1939 Dublin South by-election
- Turnout: 35,936 (44.4%)
|  | McCann | Cahill |
| Nominee | John McCann | Patrick Cahill |  |
| Party | Fianna Fáil | Fine Gael |
| First preferences | 20,059 | 15,877 |
| Percentage | 55.8% | 44.2% |
| TD before election James Beckett Fine Gael | TD after election John McCann Fianna Fáil |

= 1939 Dublin South by-election =

By-election to the 10th Dáil

A Dáil by-election was held in the constituency of Dublin South in Ireland on Tuesday, 6 June 1939, to fill a vacancy in the 10th Dáil. It followed the death of Fine Gael TD James Beckett on 19 December 1938.
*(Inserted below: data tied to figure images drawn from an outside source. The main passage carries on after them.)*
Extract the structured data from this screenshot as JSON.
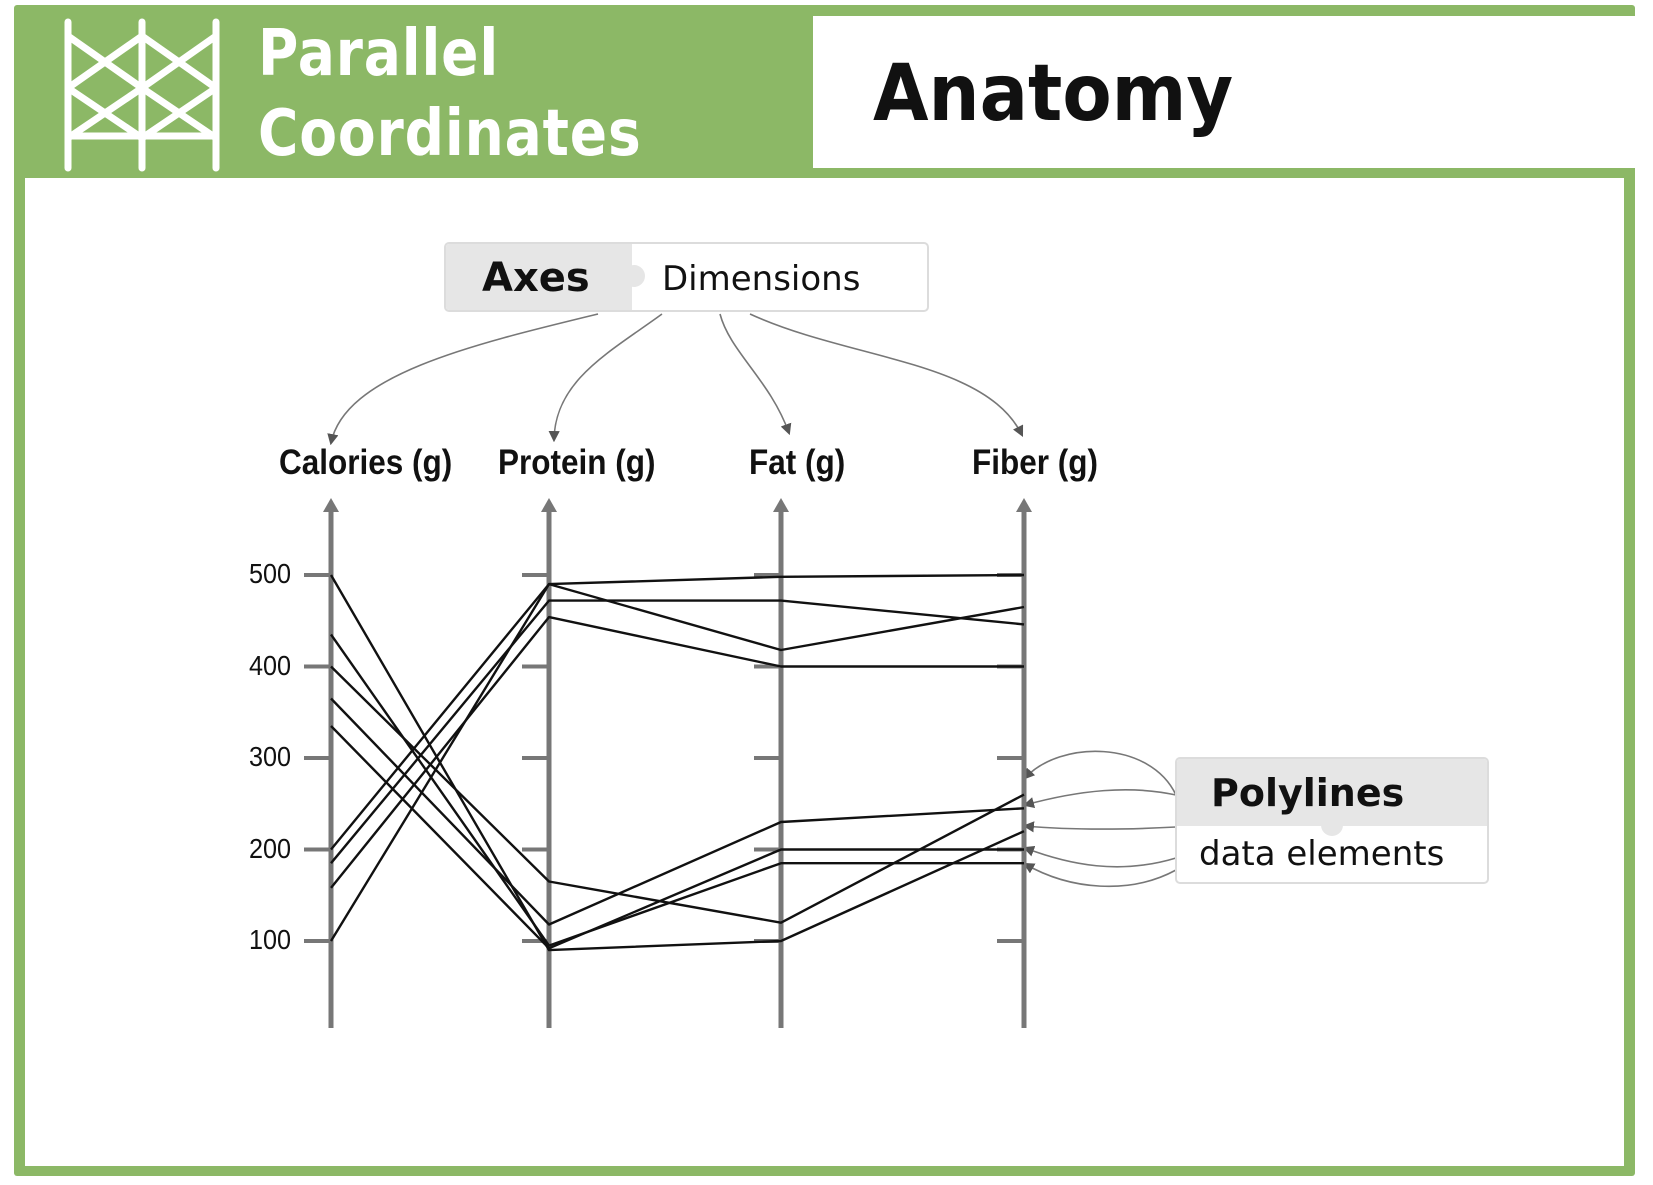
{
  "header": {
    "title_line_1": "Parallel",
    "title_line_2": "Coordinates",
    "subtitle": "Anatomy"
  },
  "callouts": {
    "axes": {
      "term": "Axes",
      "meaning": "Dimensions"
    },
    "polylines": {
      "term": "Polylines",
      "meaning": "data elements"
    }
  },
  "colors": {
    "frame": "#8cb866",
    "axis": "#777777",
    "line": "#111111",
    "callout_head": "#e6e6e6"
  },
  "chart_data": {
    "type": "parallel-coordinates",
    "dimensions": [
      "Calories (g)",
      "Protein (g)",
      "Fat (g)",
      "Fiber (g)"
    ],
    "tick_labels": [
      "500",
      "400",
      "300",
      "200",
      "100"
    ],
    "ticks": [
      500,
      400,
      300,
      200,
      100
    ],
    "range": [
      0,
      550
    ],
    "polylines": [
      [
        500,
        90,
        100,
        220
      ],
      [
        435,
        95,
        185,
        185
      ],
      [
        400,
        165,
        120,
        260
      ],
      [
        365,
        118,
        230,
        245
      ],
      [
        335,
        92,
        200,
        200
      ],
      [
        200,
        490,
        498,
        500
      ],
      [
        185,
        472,
        472,
        446
      ],
      [
        158,
        454,
        400,
        400
      ],
      [
        100,
        490,
        418,
        465
      ]
    ]
  }
}
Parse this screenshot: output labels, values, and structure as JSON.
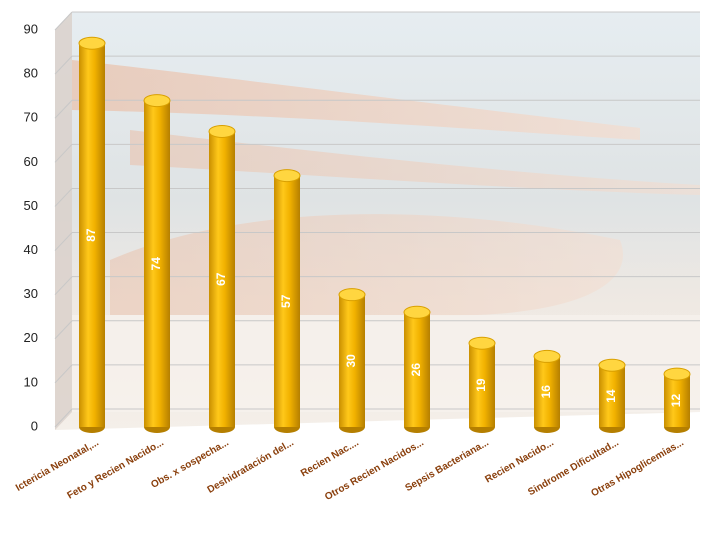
{
  "chart_data": {
    "type": "bar3d",
    "categories": [
      "Ictericia Neonatal,...",
      "Feto y Recien Nacido...",
      "Obs. x sospecha...",
      "Deshidratación del...",
      "Recien Nac....",
      "Otros Recien Nacidos...",
      "Sepsis Bacteriana...",
      "Recien Nacido...",
      "Sindrome Dificultad...",
      "Otras Hipoglicemias..."
    ],
    "values": [
      87,
      74,
      67,
      57,
      30,
      26,
      19,
      16,
      14,
      12
    ],
    "color": "#f2b200",
    "ylim": [
      0,
      90
    ],
    "yticks": [
      0,
      10,
      20,
      30,
      40,
      50,
      60,
      70,
      80,
      90
    ],
    "grid": true
  }
}
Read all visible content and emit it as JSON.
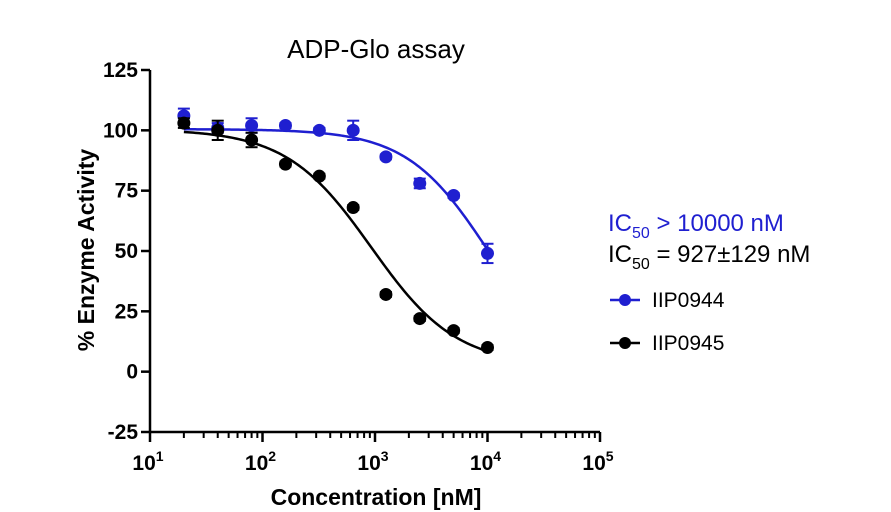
{
  "chart_data": {
    "type": "scatter",
    "title": "ADP-Glo assay",
    "xlabel": "Concentration [nM]",
    "ylabel": "% Enzyme Activity",
    "x_scale": "log",
    "xlim": [
      10,
      100000
    ],
    "ylim": [
      -25,
      125
    ],
    "y_ticks": [
      -25,
      0,
      25,
      50,
      75,
      100,
      125
    ],
    "y_tick_labels": [
      "-25",
      "0",
      "25",
      "50",
      "75",
      "100",
      "125"
    ],
    "x_ticks": [
      {
        "base": "10",
        "exp": "1"
      },
      {
        "base": "10",
        "exp": "2"
      },
      {
        "base": "10",
        "exp": "3"
      },
      {
        "base": "10",
        "exp": "4"
      },
      {
        "base": "10",
        "exp": "5"
      }
    ],
    "x_tick_values": [
      10,
      100,
      1000,
      10000,
      100000
    ],
    "grid": false,
    "legend_position": "right",
    "series": [
      {
        "name": "IIP0944",
        "color": "#1f1fd0",
        "marker": "circle",
        "x": [
          20,
          40,
          80,
          160,
          320,
          640,
          1250,
          2500,
          5000,
          10000
        ],
        "y": [
          106,
          101,
          102,
          102,
          100,
          100,
          89,
          78,
          73,
          49
        ],
        "err": [
          3,
          2,
          3,
          1,
          1,
          4,
          1,
          2,
          1,
          4
        ],
        "fit": {
          "top": 100.5,
          "bottom": 0,
          "ic50": 10100,
          "hill": 1.2,
          "x_end": 10000
        }
      },
      {
        "name": "IIP0945",
        "color": "#000000",
        "marker": "circle",
        "x": [
          20,
          40,
          80,
          160,
          320,
          640,
          1250,
          2500,
          5000,
          10000
        ],
        "y": [
          103,
          100,
          96,
          86,
          81,
          68,
          32,
          22,
          17,
          10
        ],
        "err": [
          2,
          4,
          3,
          1,
          1,
          1,
          1,
          1,
          1,
          1
        ],
        "fit": {
          "top": 100.5,
          "bottom": 2.5,
          "ic50": 927,
          "hill": 1.15,
          "x_end": 10000
        }
      }
    ],
    "annotations": [
      {
        "prefix": "IC",
        "sub": "50",
        "suffix": " > 10000 nM",
        "color": "#1f1fd0"
      },
      {
        "prefix": "IC",
        "sub": "50",
        "suffix": " = 927±129 nM",
        "color": "#000000"
      }
    ]
  }
}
In 1939, Dublin South was a seven-seat constituency which included the wards of Fitzwilliam, Merchants Quay, Mansion House, New Kilmainham, Royal Exchange, South City, South Dock, Trinity, Ushers Quay and Wood Quay; and also included Ringsend.

The writ of election to fill the vacancy was agreed by the Dáil on 17 May 1939.

It was the first by-election held in Ireland after the Constitution of Ireland came into force on 29 December 1937.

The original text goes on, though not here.